Tactile design can use a lot of different production processes. This card is both blind embossed and letterpress printed. Many people incorrectly use the term "emboss" when speaking about letterpress printing. "Emboss" actually refers to a raised area accomplished by use of a two part die with a form and a counter form. Letterpress printing with heavy impression is closer to a "deboss." A deboss is pushing down into the paper. (remember "d" for down = deboss) Letterpress plates can use ink but embossing and debossing dies do not use ink. They must be used blind, registered to preprinted artwork or used with foil stamping / blocking. Letterpress equipment can be used for embossing, debossing and letterpress printing, with the correct dies. Unlike embossing and debossing, letterpress plates do not use a form and counter form. A letterpress plate is inked and pressed down into the sheet. See an image below with the polymer plate and its corresponding print and note the difference from the copper embossing die with a white and blue fiberglass counter form that made the circular design embossed on this card. These are two very different types of plates and printing effects, but run on the same Heidelberg windmill press.

Considering each side of the page is an important design consideration with tactile production processes. With letterpress plates, the amount of bruising or "show through" on the back of the print depends on the amount of pressure applied during printing. However, this definition on the reverse side of the sheet is different on embossing dies because there is a counter form that pushes into the sheet.

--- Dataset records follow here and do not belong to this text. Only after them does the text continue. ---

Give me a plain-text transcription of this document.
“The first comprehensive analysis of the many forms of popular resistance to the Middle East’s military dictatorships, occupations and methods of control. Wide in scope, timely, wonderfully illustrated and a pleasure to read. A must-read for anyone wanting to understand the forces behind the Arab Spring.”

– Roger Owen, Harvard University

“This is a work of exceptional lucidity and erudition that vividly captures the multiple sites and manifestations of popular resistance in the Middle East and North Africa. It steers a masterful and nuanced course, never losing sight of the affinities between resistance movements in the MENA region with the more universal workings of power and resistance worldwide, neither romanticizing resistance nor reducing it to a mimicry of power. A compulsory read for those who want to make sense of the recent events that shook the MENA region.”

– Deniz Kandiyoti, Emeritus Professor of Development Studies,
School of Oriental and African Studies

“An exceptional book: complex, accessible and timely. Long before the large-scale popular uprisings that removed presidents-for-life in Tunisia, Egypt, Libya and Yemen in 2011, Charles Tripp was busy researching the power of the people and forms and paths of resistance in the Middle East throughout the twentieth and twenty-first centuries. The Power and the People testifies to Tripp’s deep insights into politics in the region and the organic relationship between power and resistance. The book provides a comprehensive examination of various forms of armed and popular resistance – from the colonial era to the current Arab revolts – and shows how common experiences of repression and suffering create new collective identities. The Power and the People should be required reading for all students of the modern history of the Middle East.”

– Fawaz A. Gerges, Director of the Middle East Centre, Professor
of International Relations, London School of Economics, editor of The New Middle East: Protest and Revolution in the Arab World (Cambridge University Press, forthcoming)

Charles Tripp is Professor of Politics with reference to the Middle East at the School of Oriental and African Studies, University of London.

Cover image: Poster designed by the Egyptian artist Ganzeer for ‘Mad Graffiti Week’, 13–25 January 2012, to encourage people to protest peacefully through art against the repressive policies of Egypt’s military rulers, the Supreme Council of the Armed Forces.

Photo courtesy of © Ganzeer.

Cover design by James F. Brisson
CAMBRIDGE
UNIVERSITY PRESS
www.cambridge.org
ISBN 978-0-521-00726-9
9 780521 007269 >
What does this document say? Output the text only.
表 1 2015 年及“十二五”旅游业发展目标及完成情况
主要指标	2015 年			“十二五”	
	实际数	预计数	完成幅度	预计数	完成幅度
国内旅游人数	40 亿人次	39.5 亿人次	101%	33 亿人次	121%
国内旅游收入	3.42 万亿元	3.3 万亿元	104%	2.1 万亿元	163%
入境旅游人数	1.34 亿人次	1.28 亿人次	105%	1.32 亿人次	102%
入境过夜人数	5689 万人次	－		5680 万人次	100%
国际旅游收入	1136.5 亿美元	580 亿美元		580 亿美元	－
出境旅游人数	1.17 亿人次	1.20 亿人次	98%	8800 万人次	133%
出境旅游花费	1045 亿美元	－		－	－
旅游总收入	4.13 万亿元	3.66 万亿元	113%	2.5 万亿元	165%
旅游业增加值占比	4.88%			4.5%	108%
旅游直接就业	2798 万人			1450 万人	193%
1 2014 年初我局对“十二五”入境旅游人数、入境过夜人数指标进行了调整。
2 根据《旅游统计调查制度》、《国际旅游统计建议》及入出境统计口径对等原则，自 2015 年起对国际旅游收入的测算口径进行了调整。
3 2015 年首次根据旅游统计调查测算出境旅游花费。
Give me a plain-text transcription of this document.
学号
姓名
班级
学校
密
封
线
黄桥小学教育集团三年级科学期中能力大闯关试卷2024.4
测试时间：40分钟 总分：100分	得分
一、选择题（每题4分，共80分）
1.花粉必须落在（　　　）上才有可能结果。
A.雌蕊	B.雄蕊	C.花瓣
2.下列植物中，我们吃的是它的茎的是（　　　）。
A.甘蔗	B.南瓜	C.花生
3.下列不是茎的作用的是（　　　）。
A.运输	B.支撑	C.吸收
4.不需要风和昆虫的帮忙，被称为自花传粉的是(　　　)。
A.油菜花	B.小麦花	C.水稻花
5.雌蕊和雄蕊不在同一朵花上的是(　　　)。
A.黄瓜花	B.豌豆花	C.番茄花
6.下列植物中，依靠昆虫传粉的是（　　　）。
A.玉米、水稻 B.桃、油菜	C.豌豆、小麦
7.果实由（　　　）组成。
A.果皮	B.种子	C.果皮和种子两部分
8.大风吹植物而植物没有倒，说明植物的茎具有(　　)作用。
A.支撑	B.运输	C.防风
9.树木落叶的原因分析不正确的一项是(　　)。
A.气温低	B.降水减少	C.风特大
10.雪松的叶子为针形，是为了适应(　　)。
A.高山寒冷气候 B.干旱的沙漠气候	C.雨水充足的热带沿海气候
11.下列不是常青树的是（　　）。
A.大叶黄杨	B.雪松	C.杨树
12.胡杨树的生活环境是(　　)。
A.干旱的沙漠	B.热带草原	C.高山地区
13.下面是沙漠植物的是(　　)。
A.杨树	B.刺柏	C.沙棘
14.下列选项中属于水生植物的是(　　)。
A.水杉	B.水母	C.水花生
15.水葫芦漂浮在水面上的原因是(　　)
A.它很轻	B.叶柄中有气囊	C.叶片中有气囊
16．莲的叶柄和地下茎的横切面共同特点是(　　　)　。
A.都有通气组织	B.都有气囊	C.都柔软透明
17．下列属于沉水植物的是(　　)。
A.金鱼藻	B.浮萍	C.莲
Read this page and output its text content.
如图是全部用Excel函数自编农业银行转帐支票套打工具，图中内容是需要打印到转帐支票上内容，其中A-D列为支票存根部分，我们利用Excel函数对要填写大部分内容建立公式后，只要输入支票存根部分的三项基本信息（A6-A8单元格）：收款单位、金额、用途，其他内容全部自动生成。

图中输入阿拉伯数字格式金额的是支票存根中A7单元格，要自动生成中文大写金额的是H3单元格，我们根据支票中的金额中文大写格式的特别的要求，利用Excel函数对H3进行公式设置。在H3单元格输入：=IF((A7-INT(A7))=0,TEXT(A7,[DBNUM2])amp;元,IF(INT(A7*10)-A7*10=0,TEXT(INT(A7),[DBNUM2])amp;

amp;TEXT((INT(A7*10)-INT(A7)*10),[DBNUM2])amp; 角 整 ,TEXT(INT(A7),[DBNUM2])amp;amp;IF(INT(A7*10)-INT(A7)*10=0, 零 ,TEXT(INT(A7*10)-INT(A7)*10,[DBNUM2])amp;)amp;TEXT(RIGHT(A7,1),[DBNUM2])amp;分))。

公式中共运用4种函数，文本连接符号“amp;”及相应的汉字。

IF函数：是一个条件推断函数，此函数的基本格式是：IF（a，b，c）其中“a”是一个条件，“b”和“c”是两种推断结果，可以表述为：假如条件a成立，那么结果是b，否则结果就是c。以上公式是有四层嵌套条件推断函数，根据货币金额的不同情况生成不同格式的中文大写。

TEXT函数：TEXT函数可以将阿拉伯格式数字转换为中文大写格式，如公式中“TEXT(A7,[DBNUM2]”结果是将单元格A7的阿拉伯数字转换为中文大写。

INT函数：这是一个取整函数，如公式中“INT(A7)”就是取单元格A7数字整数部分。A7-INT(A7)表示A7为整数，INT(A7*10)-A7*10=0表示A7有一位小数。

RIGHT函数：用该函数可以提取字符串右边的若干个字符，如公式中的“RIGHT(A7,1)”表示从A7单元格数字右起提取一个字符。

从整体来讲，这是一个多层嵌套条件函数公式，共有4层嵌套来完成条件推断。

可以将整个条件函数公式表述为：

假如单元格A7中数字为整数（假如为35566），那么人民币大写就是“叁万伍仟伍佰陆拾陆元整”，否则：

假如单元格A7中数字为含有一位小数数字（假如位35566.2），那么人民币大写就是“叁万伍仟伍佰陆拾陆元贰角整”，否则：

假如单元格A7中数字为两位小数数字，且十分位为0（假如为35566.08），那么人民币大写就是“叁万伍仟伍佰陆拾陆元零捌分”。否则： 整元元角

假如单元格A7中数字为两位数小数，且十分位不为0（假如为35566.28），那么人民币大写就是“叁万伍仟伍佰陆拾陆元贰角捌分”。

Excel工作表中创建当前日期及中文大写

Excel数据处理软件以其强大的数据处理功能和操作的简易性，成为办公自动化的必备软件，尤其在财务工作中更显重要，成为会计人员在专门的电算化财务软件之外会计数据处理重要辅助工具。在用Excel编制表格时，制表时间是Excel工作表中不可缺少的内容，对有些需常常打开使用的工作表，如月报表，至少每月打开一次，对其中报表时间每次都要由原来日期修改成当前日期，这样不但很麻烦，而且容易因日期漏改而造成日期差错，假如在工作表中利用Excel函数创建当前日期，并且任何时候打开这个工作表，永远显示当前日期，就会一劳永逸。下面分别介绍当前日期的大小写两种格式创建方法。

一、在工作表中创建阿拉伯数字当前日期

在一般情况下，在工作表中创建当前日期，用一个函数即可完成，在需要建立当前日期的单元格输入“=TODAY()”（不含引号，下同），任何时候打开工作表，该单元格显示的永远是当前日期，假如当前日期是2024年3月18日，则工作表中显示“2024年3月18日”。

When an emboss is specified there are a few other considerations we would mention. Smaller sized artwork, say 12 point type and smaller offers very little raised definition. Paper thickness is also a concern. We like really thick stocks for letterpress printing, but when embossing that thickness makes it even more difficult to get good definition in smaller details. This paper was 134lb Crane Cover Flo. White, it is 100% cotton and offers a soft and sculptured impression.